A longo prazo, estaremos todos mortos


Em Maio, ao apresentar uma moção para o congresso do Partido Socialista (PS), António Costa sugeriu referendar a regionalização em 2024, dando início aos estudos e debates, previsivelmente, após o congresso do PS. Chegados ao último fim de semana de Agosto, António Costa reformulou a promessa e admitiu avaliar a possibilidade e o impacto de uma regionalização apenas no fim de 2024, ou seja, somente após as próximas legislativas. Apenas depois dessa avaliação seria promovido o debate público sobre a regionalização, nos termos da constituição, e no fim dessa discussão, é que haveria, eventualmente, um referendo. No espaço de 3 meses, António Costa conseguiu atrasar o início deste processo tão complexo em, pelo menos, 3 anos.

Não podemos deixar de ter em conta que, num país tão centralizado como Portugal (um dos mais centralizados da OCDE) (figura 1.1), este processo de regionalização não se faz de um dia para o outro. Desde o início do processo, passando pelos debates, pela marcação de um provável referendo, pela organização, pela logística e pela operacionalização, até à implementação de poderes regionais, devemos contar com, seguramente, mais de uma década. Surpreendentemente, em cima deste prazo, António Costa decide adicionar (pelo menos) mais 3 anos.

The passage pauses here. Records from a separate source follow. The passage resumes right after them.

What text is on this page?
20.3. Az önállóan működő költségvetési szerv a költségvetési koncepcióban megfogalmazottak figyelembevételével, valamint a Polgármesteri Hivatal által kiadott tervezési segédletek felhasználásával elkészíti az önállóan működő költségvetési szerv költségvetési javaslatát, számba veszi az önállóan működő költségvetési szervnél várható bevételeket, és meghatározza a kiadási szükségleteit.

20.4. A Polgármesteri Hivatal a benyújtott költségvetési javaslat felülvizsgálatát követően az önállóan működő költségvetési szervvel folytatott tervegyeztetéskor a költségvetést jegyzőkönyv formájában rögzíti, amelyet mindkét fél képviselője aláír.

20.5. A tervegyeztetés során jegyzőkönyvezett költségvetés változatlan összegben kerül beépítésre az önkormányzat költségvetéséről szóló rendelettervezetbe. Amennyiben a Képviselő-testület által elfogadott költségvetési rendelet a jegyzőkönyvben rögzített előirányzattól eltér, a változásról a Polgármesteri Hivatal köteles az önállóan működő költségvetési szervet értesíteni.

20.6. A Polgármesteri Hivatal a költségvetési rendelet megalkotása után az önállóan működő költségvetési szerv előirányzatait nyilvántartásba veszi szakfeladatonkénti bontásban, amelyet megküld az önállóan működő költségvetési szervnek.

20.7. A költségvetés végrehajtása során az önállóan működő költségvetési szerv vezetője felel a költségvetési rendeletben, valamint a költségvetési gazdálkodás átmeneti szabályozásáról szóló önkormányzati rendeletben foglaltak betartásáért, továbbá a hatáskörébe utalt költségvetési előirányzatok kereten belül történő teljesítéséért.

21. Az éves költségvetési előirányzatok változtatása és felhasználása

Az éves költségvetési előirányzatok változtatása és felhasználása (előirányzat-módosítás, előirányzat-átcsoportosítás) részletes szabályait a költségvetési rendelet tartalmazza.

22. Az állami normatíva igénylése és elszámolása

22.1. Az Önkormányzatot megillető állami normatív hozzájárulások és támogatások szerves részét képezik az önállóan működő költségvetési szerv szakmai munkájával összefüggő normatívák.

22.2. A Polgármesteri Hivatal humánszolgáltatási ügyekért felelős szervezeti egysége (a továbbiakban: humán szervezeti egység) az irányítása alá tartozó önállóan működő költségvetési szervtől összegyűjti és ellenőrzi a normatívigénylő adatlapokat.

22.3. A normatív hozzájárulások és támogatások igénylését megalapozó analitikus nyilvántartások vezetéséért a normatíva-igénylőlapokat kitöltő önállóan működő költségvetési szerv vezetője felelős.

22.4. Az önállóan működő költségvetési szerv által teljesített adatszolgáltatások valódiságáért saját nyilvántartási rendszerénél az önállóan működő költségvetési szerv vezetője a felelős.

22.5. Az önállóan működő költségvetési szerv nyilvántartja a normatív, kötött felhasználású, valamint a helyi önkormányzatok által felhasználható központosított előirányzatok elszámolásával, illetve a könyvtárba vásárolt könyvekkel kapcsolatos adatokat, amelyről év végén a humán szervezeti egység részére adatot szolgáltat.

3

Figura 1.1. Índex de Autoridade regional em Portugal e noutros países da OCDE - O índex de autoridade regional (Regional Authority Index - RAI) é uma medida da autoridade dos governos e instituições regionais. Compreende várias dimensões como autonomia fiscal, representatividade, controlo executivo e fiscal, entre outros.

Índex de Autoridade regional em Portugal e noutros países da OCDE

Não é compreensível esta demora em iniciar os estudos e o debate alargado e não é lógico que se espere pelo início de uma nova legislatura e de um novo parlamento.

A actual Assembleia da República, assim como o Governo, têm a legitimidade democrática para iniciar este processo, promovendo os estudos necessários e iniciando o debate público.

É premente compreender que descentralização é diferente de regionalização e o primeiro não é necessariamente o início do segundo. O primeiro é um processo de deslocalização de serviços entidades públicas de um único local e o segundo é o reforço da autonomia de cada região. Em 2015, ainda antes de ser eleito primeiro-ministro, António Costa prometeu uma maior descentralização e defendia desbloquear o impasse constitucional da regionalização. 6 anos depois, estamos parados no intervalo, com a primeira parte cumprida e a segunda ainda por realizar. É possível que António Costa esteja a jogar a longo prazo. Se assim for, aconselho o Primeiro Ministro a reler Keynes, principalmente quando este afirma que, a longo prazo, estaremos todos mortos (in the long run we are all dead). O mais provável é que António Costa não queira mexer num dossier tão complicado, controverso e fracturante nesta altura, quando está a almejar um elevado cargo europeu em 2024, seja na Presidência do Conselho Europeu ou da Comissão Europeia. O facto do Presidente da República (PR) ser Marcelo Rebelo de Sousa também não ajuda a agilizar este processo. Relembro que o actual PR era o líder do PSD e o principal opositor da regionalização, aquando do primeiro referendo desta matéria, em 1998 (chumbado com mais de 60% dos votos).

Um relatório da OCDE de 2020, que demonstra a elevada centralização portuguesa, enumera vários caminhos alternativos possíveis para uma maior descentralização e para uma regionalização. O próprio relatório admite que as alternativas não são fechadas e que servem sobretudo para iniciar o debate. Porque continuamos à espera?

Graças a esta parceria Belém - S. Bento, vamos continuar a perpetuar desigualdades entre regiões do nosso país, nomeadamente entre o litoral e o interior. Continuaremos a não explorar devidamente as potencialidades de cada região, a não responder às suas diversas necessidades, nem às da sua população. Em suma, continuará a não existir coesão territorial e o crescimento não será potenciado. Portugal continuará a ser Lisboa e o resto paisagem.

O autor não segue o novo acordo ortográfico.